Maybe it’s just me, but I never understood the whole idea of “cuffing season.” Sure, I think some companionship is nice, but I never quite understood what it was about this time of year that caused people to suddenly want a relationship.

I’ll admit that relationships are nice. Who doesn’t like having someone to cuddle and watch movies with, or someone to have go on cute dates with? Relationships are ideal, but imperfect. They are never exactly what we make them out to be.

With that being said, I find that many relationships can be especially stressful – and with finals and the holiday season, who wants even more stress added to the accumulating amount you’re probably already feeling – and it isn’t even Thanksgiving yet.

Relationships are supposed to be something special; they take time. It does not make sense for someone to force themselves into a relationship due to “cuffing season.” There is no need to feel an added pressure for someone to get themselves into a relationship just because the holidays are here. “Cuffing season” might have worked in high school, but we are adults now. When getting into relationships, we should be thinking of the impact that they will have, and if we see a future with the person. There should be more reasons for us to date someone besides just wanting someone to cuddle with on those cold, winter nights.

The whole idea behind “cuffing season” just seems a little silly to me. If you’re that lonely, talk to someone new in class, hangout with your roommates or make plans with an old friend. Instead of wallowing in your dorm on winter nights, go outside with your roommates and build a snowman, or have a snowball fight. Indulge in some good, old-fashioned fun. It may seem silly now, but it will be satisfying in the end.

Don’t give into the societal standards set forth by “cuffing season.” A good relationship is something worth waiting for, and no one should feel additional pressure just because of the idea that winter equates to loneliness.

Jack:

So, the talk of campus is that cuffing season is here. In reply to it, I ask, “Is it really?”

For those who don’t know what “cuffing” is, it pretty much means seeking a relationship with someone during the cold winter months. As the seasons change, we tend to stay indoors longer. Those who are usually single and socially confined, tend to open up to the idea of relationships.

“Cuffing” to guys means a probable opportunity to not only get to know a person in another dimension, but also to get rid of loneliness and maybe even boredom.

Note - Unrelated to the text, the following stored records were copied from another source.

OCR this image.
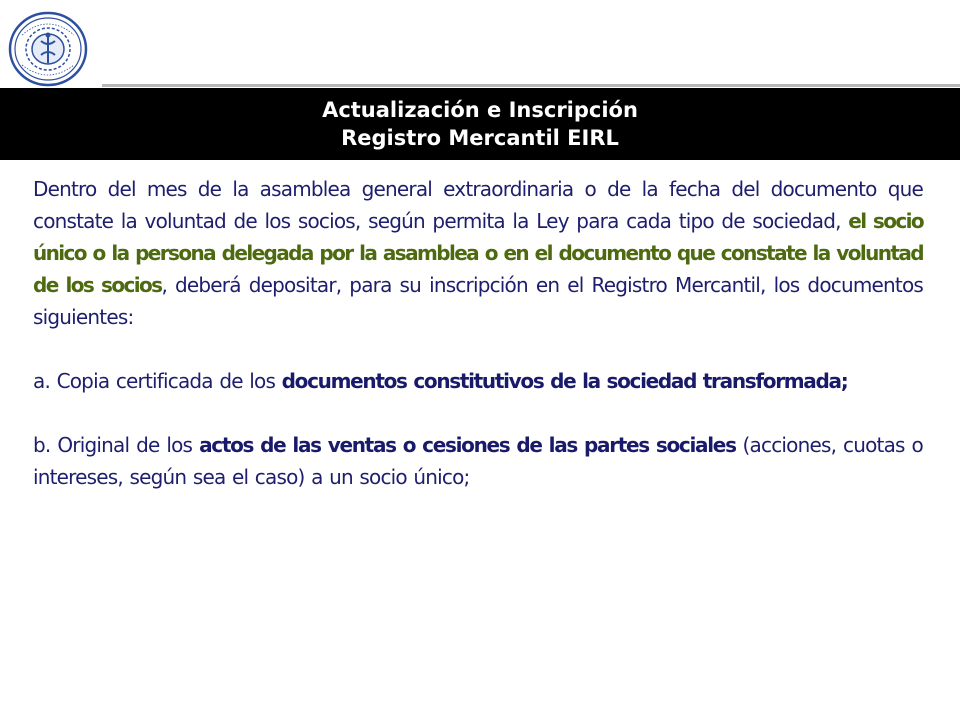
Actualización e Inscripción
Registro Mercantil EIRL

Dentro del mes de la asamblea general extraordinaria o de la fecha del documento que constate la voluntad de los socios, según permita la Ley para cada tipo de sociedad, el socio único o la persona delegada por la asamblea o en el documento que constate la voluntad de los socios, deberá depositar, para su inscripción en el Registro Mercantil, los documentos siguientes:

a. Copia certificada de los documentos constitutivos de la sociedad transformada;

b. Original de los actos de las ventas o cesiones de las partes sociales (acciones, cuotas o intereses, según sea el caso) a un socio único;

Most of the people around me have been talking about it, and after talking to a few people about it, not everyone thinks the same. Some call it stupid, some call it cool and others like me, who are foreign to this concept, wish to know more. What is the real reason for why cuffing season is supposedly so great?

Many times it can be that as winter arrives, most of us are forced to be in our dorms with the comfort and confinement of the heat, and the sense of coziness that exists in them. While we try our best to ease out of our dorms, we tend to mingle around and talk to people.  While we are at it, a sense of chemistry builds up around us, and the idea of getting into a relationship is generated.

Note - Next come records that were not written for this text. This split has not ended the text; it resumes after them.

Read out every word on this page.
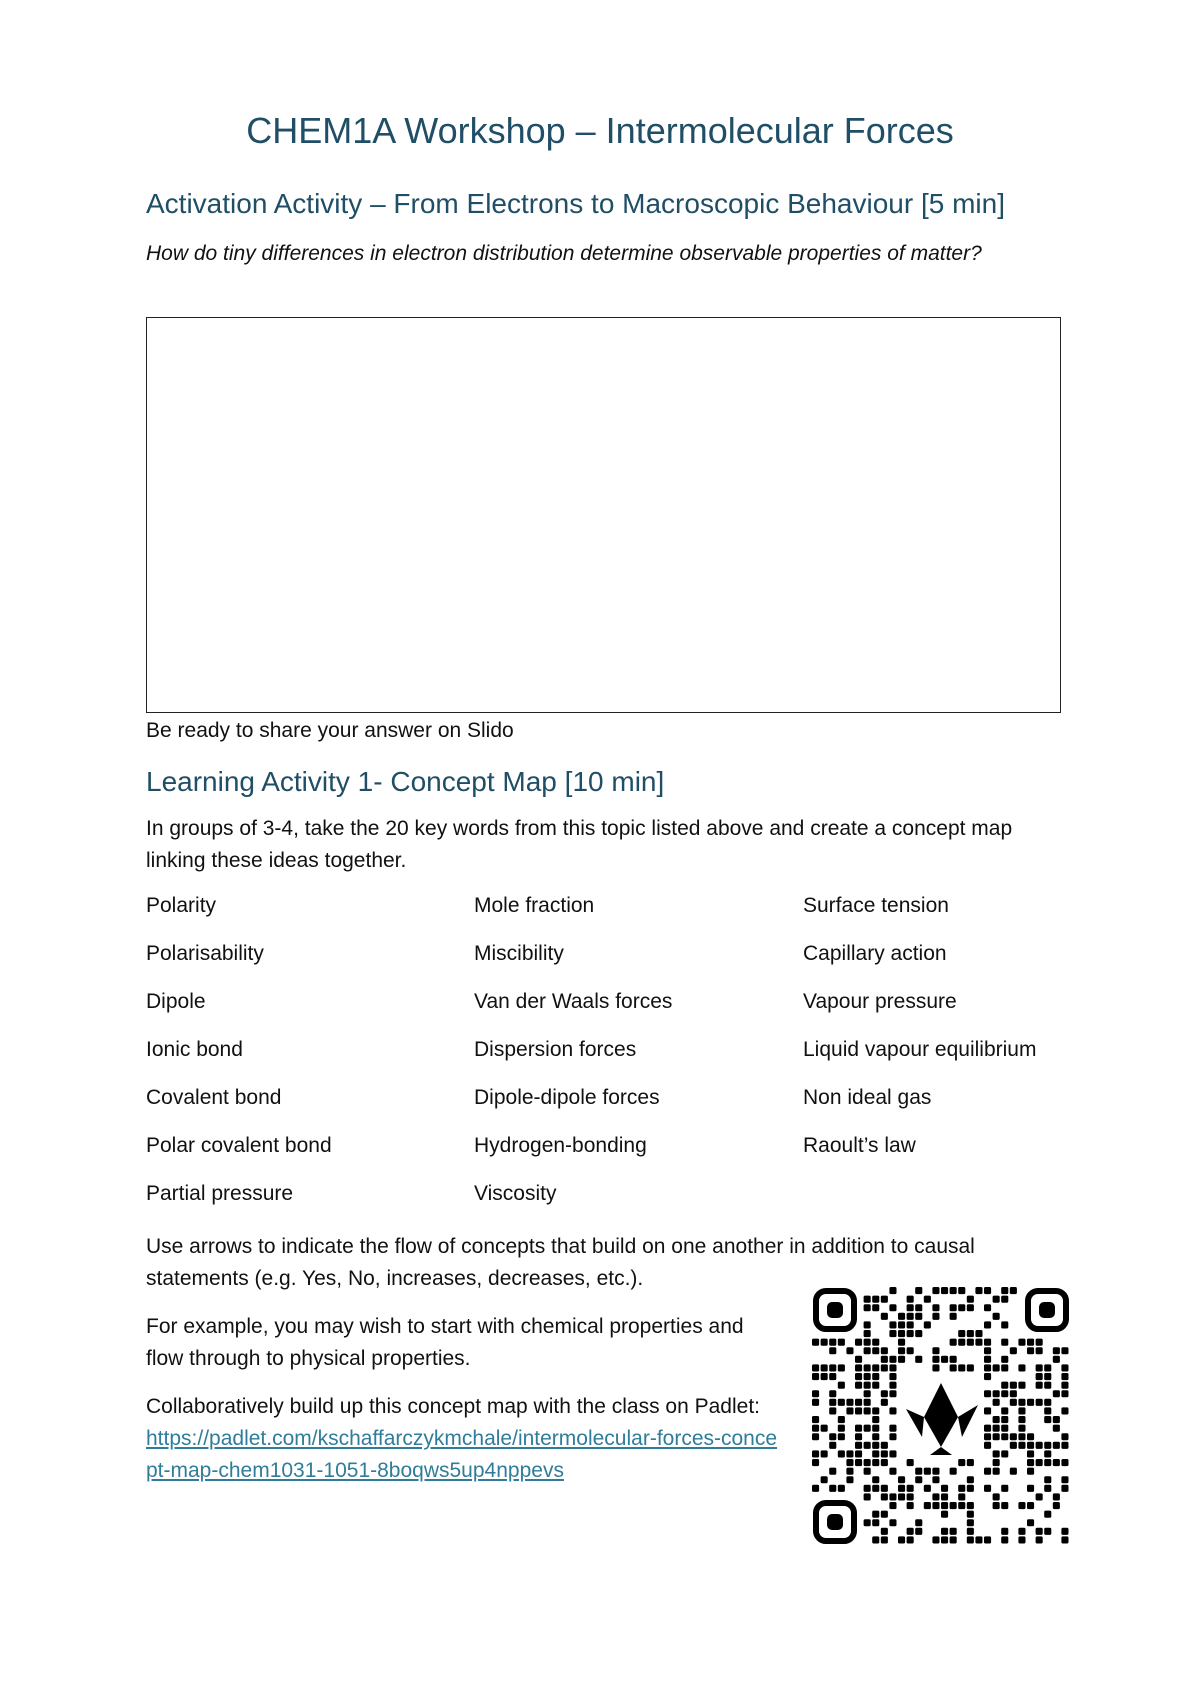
CHEM1A Workshop – Intermolecular Forces
Activation Activity – From Electrons to Macroscopic Behaviour [5 min]

How do tiny differences in electron distribution determine observable properties of matter?

Be ready to share your answer on Slido

Learning Activity 1- Concept Map [10 min]

In groups of 3-4, take the 20 key words from this topic listed above and create a concept map linking these ideas together.

Polarity
Polarisability
Dipole
Ionic bond
Covalent bond
Polar covalent bond
Partial pressure
Mole fraction
Miscibility
Van der Waals forces
Dispersion forces
Dipole-dipole forces
Hydrogen-bonding
Viscosity
Surface tension
Capillary action
Vapour pressure
Liquid vapour equilibrium
Non ideal gas
Raoult’s law

Use arrows to indicate the flow of concepts that build on one another in addition to causal statements (e.g. Yes, No, increases, decreases, etc.).

For example, you may wish to start with chemical properties and flow through to physical properties.

Collaboratively build up this concept map with the class on Padlet:
https://padlet.com/kschaffarczykmchale/intermolecular-forces-concept-map-chem1031-1051-8boqws5up4nppevs
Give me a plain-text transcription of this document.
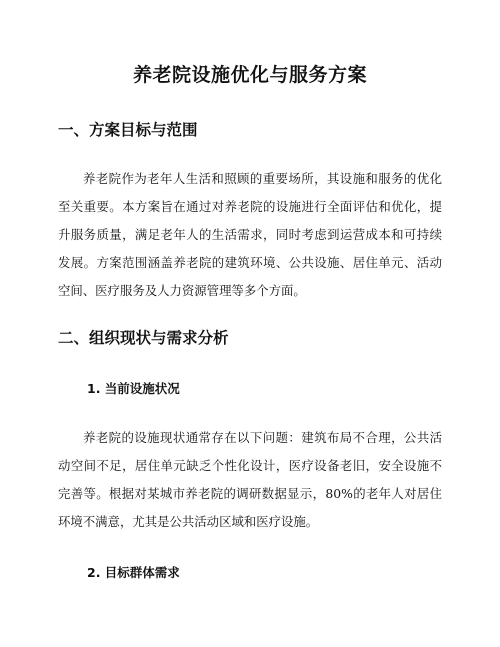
养老院设施优化与服务方案
一、方案目标与范围

养老院作为老年人生活和照顾的重要场所，其设施和服务的优化至关重要。本方案旨在通过对养老院的设施进行全面评估和优化，提升服务质量，满足老年人的生活需求，同时考虑到运营成本和可持续发展。方案范围涵盖养老院的建筑环境、公共设施、居住单元、活动空间、医疗服务及人力资源管理等多个方面。

二、组织现状与需求分析
1. 当前设施状况

养老院的设施现状通常存在以下问题：建筑布局不合理，公共活动空间不足，居住单元缺乏个性化设计，医疗设备老旧，安全设施不完善等。根据对某城市养老院的调研数据显示，80%的老年人对居住环境不满意，尤其是公共活动区域和医疗设施。

2. 目标群体需求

While we are living in the same building, street, or village, encounters happen and it is these encounters that give rise to the initial feeling of attraction. The weather is just a cherry on top.

It has happened with people I know. It has happened on rainy days, and lonely weekends. When people who, until the morning, did not believe in the idea of relationships, are now dating someone just to avoid being alone. I’m not surprised that it happens when the weather turns and it starts to snow outside. There is nothing wrong with it, and it only makes sense if the other person feels the same way.

In the end, who wishes to be alone? If at the end of the day, you are attracted to someone, there’s nothing wrong with it. Go ahead and ask them to pursue something. You may never know where it might take you in the long run.